Programs for mental health and stress reduction. Sample scripts and programs.
3) Education
Projects that enhance and support existing school music programs, provide after-school enrichment or offer summer music instruction and enrichment. Special needs programs for children or adults on the autism spectrum, the visually impaired, or those with other physical limitations. Program for parents of special needs children. Sensory friendly programming. Sample scripts.
4) At-Risk Populations
Programs for the underserved: at- risk youth, low income children and families. Some of these programs can also be found in Education.
Programs in prisons or juvenile facilities.
Programs for the homeless.
Programs for cultural preservation, cultural heritage and identity of ethnic minorities.
Programs supporting the acculturation of refugees and immigrants.
Programs for community healing after traumatic events such as natural disasters, for soldiers recovering from the effects of war, or for political conflict, violence, rape or torture survivors. Some of these programs can also be found in Health.
About Penny Anderson Brill
Penny Brill, a member of the Pittsburgh Symphony Orchestra’s viola section since 1980, is perhaps best known for her innovative work with the use of music in health care. In addition to helping to implement and support the PSO Music and Wellness program, she advises and provides resources for orchestras and orchestral musicians throughout the country wishing to play in medical settings or work with special needs children, veterans or refugees. She has given a number of workshop presentations at national conferences on how to design and implement programs in cities with extremely varied demographics, needs and music preferences. These design ideas and resources are all available on this website, MUSACOR (Musicians as a Community Resource.)
In 1985 she won the Pittsburgh YWCA Tribute to Women Award in part for her work on redesigning the hiring process at the PSO. In May of 2002 she won the PSO’s Vince Calloway Customer Service Excellence Award for her work with Music and Wellness. In 2003 she won the National American Music Therapy Association (AMTA) Advocacy Award. In 2006 She won AdagioHealth’s Tempo Award in recognition of “generous and significant contributions to improve the health and wellbeing of women and families in western Pennsylvania.” In 2010 she won the AMTA Mid-Atlantic Region’s Advocacy Award. In 2013 she won the Paul J Ross Award for excellence in education and community engagement. In 2016 she won the LOA’s Ford Musician Award for Excellence in Community Service.

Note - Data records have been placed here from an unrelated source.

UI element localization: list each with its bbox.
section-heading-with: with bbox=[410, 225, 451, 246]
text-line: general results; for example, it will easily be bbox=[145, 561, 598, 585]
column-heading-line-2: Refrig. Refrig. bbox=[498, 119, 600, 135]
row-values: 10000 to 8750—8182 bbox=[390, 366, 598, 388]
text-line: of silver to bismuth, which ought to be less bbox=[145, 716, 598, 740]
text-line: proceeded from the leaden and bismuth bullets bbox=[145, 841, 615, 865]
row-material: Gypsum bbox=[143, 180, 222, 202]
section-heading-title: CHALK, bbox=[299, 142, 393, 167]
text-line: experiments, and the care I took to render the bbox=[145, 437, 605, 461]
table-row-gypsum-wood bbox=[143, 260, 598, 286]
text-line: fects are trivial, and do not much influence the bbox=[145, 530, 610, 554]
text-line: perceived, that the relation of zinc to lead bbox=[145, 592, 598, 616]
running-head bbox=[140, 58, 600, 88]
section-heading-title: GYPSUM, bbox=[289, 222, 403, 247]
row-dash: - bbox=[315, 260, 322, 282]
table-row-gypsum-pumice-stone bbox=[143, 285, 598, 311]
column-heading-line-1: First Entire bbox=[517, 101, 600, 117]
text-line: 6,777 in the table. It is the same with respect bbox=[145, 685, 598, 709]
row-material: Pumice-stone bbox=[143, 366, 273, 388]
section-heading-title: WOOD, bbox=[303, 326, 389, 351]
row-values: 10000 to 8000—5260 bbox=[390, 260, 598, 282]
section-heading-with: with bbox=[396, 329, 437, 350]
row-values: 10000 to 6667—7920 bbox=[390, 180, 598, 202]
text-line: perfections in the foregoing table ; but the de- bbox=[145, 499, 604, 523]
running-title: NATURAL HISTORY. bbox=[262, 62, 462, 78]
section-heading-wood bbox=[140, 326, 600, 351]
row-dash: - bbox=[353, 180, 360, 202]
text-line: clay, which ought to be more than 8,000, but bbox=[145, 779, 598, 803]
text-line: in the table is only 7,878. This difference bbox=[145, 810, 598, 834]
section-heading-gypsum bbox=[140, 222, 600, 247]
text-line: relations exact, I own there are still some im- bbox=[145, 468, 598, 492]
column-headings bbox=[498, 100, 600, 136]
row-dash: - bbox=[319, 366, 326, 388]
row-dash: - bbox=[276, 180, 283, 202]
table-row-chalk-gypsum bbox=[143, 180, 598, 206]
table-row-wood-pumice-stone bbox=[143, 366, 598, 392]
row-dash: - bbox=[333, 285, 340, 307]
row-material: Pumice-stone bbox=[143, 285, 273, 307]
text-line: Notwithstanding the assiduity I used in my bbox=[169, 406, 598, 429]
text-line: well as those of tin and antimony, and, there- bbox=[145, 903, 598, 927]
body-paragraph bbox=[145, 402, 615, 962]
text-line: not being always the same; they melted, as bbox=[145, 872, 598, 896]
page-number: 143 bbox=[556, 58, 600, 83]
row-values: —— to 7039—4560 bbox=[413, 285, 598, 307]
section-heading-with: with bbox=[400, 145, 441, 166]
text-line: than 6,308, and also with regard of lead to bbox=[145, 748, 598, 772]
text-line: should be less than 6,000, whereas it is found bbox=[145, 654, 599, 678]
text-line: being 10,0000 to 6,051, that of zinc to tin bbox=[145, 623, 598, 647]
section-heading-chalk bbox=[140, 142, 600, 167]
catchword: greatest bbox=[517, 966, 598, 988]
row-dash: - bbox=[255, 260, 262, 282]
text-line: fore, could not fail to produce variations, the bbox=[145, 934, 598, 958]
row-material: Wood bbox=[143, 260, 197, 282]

She was part of the AW Mellon Orchestra Forum as well as the Mellon Task Force, which were looking at the future direction of orchestras. She is the former Treasurer of the International Conference of Symphony and Opera Musicians (ICSOM) and is one of only two women to have chaired the Pittsburgh Symphony Orchestra Committee. She was a founding member of Blues on First, a jazz string group.
Her work with Music and Wellness receives a great deal of local and national media attention. In addition to numerous articles in local publications, she appeared in Health magazine, BBC Music magazine, the British Medical Association Newsletter, Symphony Magazine,The Strad (online), Harmony Magazine, Making Music Magazine and The International Musician, among others. Her most recent article, “Addressing Community Concerns Through Music,” was published in the IAMM journal Music and Medicine in the July 2016 issue.
She is currently on the Board of UN-affiliated Music as a Global Resource, as well as the International Association of Music and Medicine (IAMM).
Ms Brill is originally from Seattle and Portland Oregon. She began her music studies on viola and piano. She competed internationally in middle distance track events (when women were allowed to run in them) including the finals of the first national women’s 1500 meters in Denver CO (1968). She is a graduate of Smith College and the Juilliard School. She taught at the Oberlin Conservatory for two years, played viola for one season with the Buffalo Philharmonic, and subsequently joined the PSO.